Adicionalmente, Charles Boyer solidifica as atuações como a maior conquista de “Gaslight”. Para cada vez que Bergman atua impressionantemente bem como uma mulher sem forças para argumentar sobre sua própria mente, assunto que ela conhece mais do que qualquer outro, há uma demonstração formidável de Boyer como o causador do sofrimento. Admito que o holofote não é dele. Comparado à sua companheira, ele brilha menos. Mesmo assim, sua presença cumpre perfeitamente a função de contraponto imoral para a mulher pura. Isso torna tudo mais profundo e interessante, pois traz os efeitos dolorosos da tragédia junto do responsável numa pose inabalavelmente segura, sem deixar-se abalar pelo sofrimento alheio. Só poderia ser assim para ser eficiente. Quem deseja fazer algo do tipo deve, no mínimo, transbordar cinismo e convicção para fazer a outra pessoa comprar sua mentira e duvidar de si própria. Ter a capacidade de se colocar na posição de homem dos sonhos, conquistar a confiança e o amor do outro para depois tornar-se um enganador invulnerável é a tarefa que Boyer assume e cumpre perfeitamente bem.
Com este personagem imoral, “Gaslight” se aproxima mais de um Noir e deixa de ser um Drama, essencialmente.
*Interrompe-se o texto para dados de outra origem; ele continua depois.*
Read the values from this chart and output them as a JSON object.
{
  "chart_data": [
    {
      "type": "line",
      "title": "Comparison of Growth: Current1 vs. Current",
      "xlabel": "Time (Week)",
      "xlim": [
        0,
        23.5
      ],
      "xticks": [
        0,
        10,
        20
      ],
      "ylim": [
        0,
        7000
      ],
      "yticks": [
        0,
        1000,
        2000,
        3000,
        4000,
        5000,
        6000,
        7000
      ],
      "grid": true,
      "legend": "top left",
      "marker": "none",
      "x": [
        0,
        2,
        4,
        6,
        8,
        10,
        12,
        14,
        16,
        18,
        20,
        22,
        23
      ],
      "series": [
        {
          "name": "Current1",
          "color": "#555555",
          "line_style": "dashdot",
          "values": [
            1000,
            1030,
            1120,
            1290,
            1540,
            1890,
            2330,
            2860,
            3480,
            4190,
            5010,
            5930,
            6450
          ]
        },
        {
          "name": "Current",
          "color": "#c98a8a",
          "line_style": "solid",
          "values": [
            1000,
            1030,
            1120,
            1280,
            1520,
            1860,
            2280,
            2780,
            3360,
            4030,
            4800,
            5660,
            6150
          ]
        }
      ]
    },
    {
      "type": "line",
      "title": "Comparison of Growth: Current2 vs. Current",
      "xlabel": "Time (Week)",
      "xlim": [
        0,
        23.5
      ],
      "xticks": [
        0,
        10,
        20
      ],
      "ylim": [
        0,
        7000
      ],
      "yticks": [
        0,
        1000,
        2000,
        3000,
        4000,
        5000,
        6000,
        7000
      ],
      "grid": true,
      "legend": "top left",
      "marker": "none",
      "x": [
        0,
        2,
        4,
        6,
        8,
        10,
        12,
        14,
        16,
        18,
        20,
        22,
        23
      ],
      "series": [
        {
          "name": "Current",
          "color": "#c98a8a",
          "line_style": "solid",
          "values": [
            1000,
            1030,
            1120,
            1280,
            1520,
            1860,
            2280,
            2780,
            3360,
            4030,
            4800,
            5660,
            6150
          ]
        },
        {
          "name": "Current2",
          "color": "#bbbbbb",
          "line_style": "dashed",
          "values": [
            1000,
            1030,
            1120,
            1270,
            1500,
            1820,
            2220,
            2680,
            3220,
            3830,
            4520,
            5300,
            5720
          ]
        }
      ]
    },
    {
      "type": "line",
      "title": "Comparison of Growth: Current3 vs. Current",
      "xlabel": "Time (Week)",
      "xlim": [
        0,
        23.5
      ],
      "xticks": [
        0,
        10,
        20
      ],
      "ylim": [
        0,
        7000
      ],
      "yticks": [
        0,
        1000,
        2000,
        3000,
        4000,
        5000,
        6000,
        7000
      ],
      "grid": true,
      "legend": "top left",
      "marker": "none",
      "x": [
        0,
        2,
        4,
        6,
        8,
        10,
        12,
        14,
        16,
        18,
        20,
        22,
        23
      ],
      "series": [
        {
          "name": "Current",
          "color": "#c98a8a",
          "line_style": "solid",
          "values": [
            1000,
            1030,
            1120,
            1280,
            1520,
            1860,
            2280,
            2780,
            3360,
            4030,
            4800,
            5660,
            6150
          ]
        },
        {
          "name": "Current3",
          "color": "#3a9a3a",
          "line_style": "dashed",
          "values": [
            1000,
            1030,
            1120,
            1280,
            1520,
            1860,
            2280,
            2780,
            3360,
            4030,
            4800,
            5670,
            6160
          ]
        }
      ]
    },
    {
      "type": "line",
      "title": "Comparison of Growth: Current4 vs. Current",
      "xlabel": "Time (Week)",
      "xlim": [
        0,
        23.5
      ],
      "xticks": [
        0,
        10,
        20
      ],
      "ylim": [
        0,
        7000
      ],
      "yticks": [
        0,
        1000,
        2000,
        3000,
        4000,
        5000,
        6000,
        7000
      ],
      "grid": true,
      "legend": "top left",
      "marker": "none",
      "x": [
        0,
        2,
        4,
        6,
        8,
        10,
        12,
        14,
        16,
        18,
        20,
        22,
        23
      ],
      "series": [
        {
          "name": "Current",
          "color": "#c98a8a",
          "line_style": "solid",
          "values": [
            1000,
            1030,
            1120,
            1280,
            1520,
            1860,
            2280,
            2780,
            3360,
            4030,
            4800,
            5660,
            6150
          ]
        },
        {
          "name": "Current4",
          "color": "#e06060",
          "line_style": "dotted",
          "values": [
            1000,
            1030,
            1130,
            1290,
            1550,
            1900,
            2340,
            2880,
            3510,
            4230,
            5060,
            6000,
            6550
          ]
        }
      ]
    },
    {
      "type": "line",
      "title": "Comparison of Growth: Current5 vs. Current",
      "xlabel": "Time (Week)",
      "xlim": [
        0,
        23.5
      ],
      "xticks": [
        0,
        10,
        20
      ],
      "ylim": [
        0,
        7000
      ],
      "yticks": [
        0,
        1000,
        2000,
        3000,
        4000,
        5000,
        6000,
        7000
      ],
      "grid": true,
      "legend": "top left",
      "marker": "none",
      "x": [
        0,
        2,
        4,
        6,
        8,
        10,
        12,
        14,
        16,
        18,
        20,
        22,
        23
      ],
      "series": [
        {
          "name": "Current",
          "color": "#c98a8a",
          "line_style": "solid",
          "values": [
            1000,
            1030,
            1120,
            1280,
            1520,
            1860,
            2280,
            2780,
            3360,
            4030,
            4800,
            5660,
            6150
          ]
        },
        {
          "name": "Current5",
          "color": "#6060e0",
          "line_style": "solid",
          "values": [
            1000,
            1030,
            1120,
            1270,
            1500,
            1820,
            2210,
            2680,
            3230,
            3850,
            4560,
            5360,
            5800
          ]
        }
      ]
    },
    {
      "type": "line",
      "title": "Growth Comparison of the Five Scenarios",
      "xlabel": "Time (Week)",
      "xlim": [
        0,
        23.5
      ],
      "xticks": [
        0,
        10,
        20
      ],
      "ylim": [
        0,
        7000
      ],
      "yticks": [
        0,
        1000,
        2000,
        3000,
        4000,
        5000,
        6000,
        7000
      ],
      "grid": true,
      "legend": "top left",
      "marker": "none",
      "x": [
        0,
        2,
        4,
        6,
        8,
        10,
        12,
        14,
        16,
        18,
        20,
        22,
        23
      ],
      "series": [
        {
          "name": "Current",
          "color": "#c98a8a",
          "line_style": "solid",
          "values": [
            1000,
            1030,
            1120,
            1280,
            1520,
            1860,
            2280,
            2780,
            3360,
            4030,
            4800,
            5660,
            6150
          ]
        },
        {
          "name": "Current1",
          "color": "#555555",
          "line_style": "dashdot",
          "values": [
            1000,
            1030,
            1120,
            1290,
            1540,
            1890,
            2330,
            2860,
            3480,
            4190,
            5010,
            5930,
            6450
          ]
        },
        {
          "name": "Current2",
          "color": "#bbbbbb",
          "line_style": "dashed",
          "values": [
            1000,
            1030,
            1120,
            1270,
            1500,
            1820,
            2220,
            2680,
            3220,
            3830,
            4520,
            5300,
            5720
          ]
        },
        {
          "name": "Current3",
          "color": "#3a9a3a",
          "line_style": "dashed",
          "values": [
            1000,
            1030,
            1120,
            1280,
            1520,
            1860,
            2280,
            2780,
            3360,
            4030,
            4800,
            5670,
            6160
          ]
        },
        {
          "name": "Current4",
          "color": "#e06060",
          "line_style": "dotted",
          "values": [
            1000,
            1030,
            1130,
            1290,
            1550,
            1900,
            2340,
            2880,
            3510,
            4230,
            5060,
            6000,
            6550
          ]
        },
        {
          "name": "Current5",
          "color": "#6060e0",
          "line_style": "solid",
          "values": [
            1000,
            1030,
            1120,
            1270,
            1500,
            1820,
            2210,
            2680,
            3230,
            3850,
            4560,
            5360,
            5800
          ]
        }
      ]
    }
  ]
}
Assim como “Rebecca“, a presença de um homem problemático faz da vida de uma mulher desavisada um inferno, com o passado tumultuoso dele trazendo problemas para dentro de casa. Neste caso, serve também como uma metáfora perfeita para o sentimento de população no pós-guerra. Por fora, ninguém nota que há algo errado porque o marido sempre tem uma boa desculpa para a esposa não sair em público. A tranquilidade existe apenas no plano das aparências, enquanto dentro de casa a situação é consideravelmente menos bela. O sofrimento silenciado de Paula demonstra perfeitamente a falsa segurança vivida pela população na época. Por fim, as escolhas de ambiente e visuais finalizam a identidade do filme como um Noir. As sombras fortes projetando-se sobre móveis caros e decoração refinada reforçam a idéia dessa combinação ser o símbolo de uma sociedade decadente sem muito ao que se agarrar. A ilusão de que está tudo bem já não funciona mais; a angústia está presente demais para ser ignorada.
Comparado a outros Noir, ouço falar pouco de “Gaslight”. Curioso, considerando que é um filme excelente. Talvez as pessoas deixem para comentar sobre aqueles cuja popularidade se baseia em seu impacto ou influência. É o caso de “Double Indemnity“: mais marcante sem ficar muito na frente em termos de qualidade. Quem, por ventura, der uma chance para este longa dirigido por George Cukor e estrelado por um incrível elenco, incluindo os magníficos Charles Boyer e Ingrid Bergman, dificilmente sairá desapontados. Mesmo que a trama seja um pouco explícita demais na indicação da moralidade do personagem de Boyer, as interpretações roubam a cena e amenizam bastante tal deslize.